A: When I was about ten, the other neighborhood kids and I formed our own nation and quietly seceded from the United States. We called the country Anabru (the name of our hometown spelled backwards). We wrote up a constitution where kids could vote, and run businesses, and I guess theoretically drive cars. Only kids could hold public office. Once you entered puberty you had to resign from government as your capabilities for logic would be compromised by adulthood. Our neighborhood was sandwiched between the downtown and the railroad tracks. We garbage picked things for shanty cities, for a national detective agency, a short lived restaurant, an olympics. We signed treaties with other child nation states that emerged during Anabru's sovereignty. Every day was an exercise in recasting our pretty funky neighborhood as something magic, and mythic- recasting ourselves as founders, and rulers, and explorers. I served two terms as president then resigned. I'm still pretty invested in that kind of recasting.
Q: If you could change one thing about theater, what would it be?
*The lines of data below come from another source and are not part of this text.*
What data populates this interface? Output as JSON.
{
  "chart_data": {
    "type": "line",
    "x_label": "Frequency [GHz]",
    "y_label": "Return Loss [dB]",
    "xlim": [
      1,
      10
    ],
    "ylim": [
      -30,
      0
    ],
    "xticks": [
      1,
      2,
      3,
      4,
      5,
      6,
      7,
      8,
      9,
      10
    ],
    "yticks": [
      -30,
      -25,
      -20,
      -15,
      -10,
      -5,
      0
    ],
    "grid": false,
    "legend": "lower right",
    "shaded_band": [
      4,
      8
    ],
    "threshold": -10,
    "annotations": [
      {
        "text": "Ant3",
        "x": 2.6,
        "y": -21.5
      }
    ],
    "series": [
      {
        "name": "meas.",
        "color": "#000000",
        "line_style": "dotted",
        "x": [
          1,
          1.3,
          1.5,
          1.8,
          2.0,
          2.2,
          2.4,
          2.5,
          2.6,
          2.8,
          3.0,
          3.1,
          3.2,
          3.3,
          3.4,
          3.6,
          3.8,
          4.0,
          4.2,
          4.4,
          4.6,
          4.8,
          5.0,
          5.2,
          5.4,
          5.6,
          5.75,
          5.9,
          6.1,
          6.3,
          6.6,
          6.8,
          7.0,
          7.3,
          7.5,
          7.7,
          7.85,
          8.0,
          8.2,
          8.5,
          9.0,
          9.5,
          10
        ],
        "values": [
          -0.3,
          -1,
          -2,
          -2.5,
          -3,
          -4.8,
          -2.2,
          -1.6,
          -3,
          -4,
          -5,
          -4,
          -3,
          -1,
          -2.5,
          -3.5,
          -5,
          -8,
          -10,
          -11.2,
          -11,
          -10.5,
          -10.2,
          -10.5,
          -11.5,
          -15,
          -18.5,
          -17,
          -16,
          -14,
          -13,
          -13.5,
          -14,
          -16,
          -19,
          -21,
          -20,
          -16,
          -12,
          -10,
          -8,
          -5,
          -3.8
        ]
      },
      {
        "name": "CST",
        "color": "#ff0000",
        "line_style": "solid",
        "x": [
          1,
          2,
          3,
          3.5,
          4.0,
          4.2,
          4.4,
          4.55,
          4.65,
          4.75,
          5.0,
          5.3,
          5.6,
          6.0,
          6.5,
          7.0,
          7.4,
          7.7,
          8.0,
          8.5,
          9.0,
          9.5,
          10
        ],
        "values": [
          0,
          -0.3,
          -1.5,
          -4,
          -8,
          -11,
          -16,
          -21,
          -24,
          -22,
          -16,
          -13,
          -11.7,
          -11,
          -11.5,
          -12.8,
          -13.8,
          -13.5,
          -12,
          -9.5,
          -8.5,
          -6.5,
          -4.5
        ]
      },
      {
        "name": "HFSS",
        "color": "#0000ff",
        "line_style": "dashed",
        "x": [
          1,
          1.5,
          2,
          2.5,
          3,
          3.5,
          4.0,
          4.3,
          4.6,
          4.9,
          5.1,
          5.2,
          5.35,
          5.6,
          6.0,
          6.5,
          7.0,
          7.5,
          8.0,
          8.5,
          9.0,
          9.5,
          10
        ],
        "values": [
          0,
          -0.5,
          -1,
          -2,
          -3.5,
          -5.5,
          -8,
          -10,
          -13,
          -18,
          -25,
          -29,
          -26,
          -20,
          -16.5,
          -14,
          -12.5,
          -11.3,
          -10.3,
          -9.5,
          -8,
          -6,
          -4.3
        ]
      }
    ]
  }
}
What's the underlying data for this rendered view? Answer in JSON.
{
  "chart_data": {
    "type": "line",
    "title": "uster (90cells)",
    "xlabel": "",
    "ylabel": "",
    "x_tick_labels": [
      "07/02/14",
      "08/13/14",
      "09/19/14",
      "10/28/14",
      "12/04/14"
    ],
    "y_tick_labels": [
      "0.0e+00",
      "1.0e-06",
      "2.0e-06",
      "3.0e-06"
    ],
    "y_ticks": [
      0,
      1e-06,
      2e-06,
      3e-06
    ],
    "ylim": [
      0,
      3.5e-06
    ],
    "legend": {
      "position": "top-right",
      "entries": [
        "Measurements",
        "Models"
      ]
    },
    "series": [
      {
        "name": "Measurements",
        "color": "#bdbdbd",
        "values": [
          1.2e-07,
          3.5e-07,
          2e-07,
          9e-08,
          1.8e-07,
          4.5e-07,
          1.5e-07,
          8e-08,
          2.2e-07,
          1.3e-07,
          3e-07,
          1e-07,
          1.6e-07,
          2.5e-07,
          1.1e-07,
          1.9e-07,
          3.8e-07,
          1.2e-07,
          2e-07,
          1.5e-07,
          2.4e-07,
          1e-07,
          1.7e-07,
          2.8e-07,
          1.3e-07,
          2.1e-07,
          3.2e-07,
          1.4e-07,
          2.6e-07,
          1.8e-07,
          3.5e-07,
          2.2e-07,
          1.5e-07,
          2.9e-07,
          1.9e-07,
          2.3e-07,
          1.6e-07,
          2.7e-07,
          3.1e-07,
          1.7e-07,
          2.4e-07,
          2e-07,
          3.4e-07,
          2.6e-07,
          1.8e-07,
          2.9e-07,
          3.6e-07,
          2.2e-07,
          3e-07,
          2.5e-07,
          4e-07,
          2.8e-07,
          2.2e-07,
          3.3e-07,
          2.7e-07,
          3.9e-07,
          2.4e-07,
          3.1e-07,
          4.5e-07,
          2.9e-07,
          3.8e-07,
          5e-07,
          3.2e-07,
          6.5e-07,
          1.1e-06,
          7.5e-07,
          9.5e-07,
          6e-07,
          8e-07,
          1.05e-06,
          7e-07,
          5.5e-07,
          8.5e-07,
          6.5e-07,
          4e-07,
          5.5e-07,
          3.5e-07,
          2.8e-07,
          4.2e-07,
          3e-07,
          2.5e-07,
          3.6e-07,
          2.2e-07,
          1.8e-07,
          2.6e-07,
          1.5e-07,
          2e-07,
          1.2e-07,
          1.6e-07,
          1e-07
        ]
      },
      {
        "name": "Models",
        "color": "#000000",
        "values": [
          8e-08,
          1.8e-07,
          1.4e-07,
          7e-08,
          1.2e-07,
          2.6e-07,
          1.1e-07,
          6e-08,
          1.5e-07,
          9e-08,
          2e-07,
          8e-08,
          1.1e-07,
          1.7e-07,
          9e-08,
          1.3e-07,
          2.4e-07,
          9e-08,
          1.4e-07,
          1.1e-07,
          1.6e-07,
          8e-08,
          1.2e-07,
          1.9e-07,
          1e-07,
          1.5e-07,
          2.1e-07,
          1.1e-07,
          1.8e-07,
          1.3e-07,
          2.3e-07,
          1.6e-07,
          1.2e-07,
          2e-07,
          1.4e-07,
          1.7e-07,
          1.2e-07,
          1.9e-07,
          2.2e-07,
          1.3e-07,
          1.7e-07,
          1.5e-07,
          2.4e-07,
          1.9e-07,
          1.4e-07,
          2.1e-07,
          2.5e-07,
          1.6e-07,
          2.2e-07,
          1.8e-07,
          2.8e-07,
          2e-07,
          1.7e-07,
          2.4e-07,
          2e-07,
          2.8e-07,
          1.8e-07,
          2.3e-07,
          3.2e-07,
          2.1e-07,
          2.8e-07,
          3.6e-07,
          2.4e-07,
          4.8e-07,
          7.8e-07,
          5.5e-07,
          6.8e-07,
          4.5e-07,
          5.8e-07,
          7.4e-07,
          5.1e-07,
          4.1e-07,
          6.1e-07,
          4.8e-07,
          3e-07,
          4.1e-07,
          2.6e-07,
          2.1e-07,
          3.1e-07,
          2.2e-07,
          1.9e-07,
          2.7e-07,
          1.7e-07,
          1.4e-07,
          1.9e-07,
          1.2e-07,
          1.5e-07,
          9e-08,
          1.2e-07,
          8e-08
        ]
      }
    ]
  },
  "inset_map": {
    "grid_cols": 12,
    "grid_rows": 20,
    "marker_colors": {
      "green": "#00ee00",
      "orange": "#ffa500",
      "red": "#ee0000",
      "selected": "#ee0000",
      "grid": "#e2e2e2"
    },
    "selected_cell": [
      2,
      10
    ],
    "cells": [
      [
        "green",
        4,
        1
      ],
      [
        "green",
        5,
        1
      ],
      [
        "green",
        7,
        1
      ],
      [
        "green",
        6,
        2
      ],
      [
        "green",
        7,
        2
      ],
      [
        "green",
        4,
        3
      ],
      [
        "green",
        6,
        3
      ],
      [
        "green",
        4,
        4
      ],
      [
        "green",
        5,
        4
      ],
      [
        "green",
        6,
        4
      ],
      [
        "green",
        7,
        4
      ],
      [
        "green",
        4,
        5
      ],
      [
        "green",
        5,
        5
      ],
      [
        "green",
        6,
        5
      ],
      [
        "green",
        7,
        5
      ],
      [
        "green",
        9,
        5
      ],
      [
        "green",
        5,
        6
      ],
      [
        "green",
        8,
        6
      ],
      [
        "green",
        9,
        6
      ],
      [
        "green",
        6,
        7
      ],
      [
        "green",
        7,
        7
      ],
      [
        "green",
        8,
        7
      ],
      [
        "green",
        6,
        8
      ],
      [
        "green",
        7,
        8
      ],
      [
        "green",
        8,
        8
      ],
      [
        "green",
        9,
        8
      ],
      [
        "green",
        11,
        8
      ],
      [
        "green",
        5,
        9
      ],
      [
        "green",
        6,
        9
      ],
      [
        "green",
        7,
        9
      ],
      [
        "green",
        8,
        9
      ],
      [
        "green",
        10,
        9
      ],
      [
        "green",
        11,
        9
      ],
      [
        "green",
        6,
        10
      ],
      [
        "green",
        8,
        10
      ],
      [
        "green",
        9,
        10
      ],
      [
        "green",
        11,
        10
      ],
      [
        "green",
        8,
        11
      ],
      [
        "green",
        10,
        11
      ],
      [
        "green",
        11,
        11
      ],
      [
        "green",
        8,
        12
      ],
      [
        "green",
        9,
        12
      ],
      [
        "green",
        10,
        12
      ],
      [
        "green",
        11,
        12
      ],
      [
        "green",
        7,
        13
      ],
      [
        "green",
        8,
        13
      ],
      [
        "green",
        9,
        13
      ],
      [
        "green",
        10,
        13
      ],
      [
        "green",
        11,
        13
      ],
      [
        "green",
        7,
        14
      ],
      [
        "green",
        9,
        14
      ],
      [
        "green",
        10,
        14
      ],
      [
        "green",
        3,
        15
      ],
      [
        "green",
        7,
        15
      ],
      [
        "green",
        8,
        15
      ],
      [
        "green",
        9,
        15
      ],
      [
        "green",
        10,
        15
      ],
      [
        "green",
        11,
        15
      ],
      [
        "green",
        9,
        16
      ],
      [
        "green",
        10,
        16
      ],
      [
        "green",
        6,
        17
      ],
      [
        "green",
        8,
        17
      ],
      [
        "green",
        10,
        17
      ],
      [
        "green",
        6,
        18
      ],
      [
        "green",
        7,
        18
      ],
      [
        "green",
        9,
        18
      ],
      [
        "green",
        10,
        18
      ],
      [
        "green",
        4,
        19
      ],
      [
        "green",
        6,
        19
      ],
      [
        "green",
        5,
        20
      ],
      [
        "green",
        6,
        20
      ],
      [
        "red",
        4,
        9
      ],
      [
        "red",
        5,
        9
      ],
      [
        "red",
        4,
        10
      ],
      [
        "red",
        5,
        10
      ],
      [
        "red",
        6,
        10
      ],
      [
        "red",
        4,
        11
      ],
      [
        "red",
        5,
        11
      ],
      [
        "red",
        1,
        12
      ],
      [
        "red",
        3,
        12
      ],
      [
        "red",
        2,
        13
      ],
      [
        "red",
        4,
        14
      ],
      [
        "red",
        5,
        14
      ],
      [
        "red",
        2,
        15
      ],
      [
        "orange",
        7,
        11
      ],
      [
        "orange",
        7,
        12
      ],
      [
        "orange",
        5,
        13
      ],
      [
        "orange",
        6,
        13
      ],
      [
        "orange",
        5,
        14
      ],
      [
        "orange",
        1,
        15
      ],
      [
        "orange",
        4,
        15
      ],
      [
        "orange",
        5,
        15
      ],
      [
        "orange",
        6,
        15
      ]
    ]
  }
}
A: Demystify the resources. Talk openly about money. Artistic Directors and other gate keepers (but also really all of us): once a month take yourself on a date and go see a new play in a place you would never ever go to. Get off at the wrong subway stop and wander around in another neighborhood. Get lost more. Eat suspicious things. Say yes to strange places and new food and talk more to strangers and see if it opens up the way you are envisioning your own resources. Let both the art and the business of theatre be an exercise in hospitality.
Q: Who are or were your theatrical heroes?
A: Kirk Lynn for pushing me to eat more plays, and instilling an ethos that a rising tide lifts all boats. Lisa D'amour in the way she pushes for connectivity and inclusiveness in New Orleans and New York. Laurie Anderson. Naomi Wallace. Sybil Kempson. Jeff Becker. The Rude Mechs. The awesome playwrights at UT whose smart teaching and input made a massive impact on my plays. The Celebration Company at The Station Theatre, where I grew up making plays and seeing new work.
Q: What kind of theater excites you?
A: I love plays where the invitation is part of the performance. Plays that are funny and scary at the same time. Plays that queer space. Plays that are going on the journey with me and maybe don't know everything. Also singing and dancing. I've been really, really into singing and dancing lately. I'm beginning to think it's the best, and maybe everything should just be a song.
Q: What advice do you have for playwrights just starting out?
A: Make your own work. Put your plays up on their feet in your yard or basement or out on the street. You will learn so much as a writer an theatre maker. Be friendly. Be hospitable. Say thank you. It you want to go to grad school, take a couple years off first. Get a job that's not in the theatre. Make things with your hands. Work, work, write, travel, listen, read plays, see plays, talk to strangers, expand your taste. Listen. listen.
Q: Plugs, please:
A: Underbelly as a company, but also Katie Bender and Abe Koogler, the two amazing writers who I collaborate with. They are so dang good! Read their plays now!
Will Davis, who is such a super smart director and theatre thinker. Also Sarah Saltwick, Basil Kreimendahl, Arron Carter's kick-ass plays.
Theatre makers in New Orleans! There is so much vibrant, risk-taking work getting down in this city. Goat in the Road, The NOLA Project, Southern Rep, Skin Horse, ArtSpot. The New Orleans Fringe Festival
NNPN's New Play Exchange.
My brother Walker's new restaurant, Kebab. My brother, Morgan Orion, who is a brilliant singer-songwriter.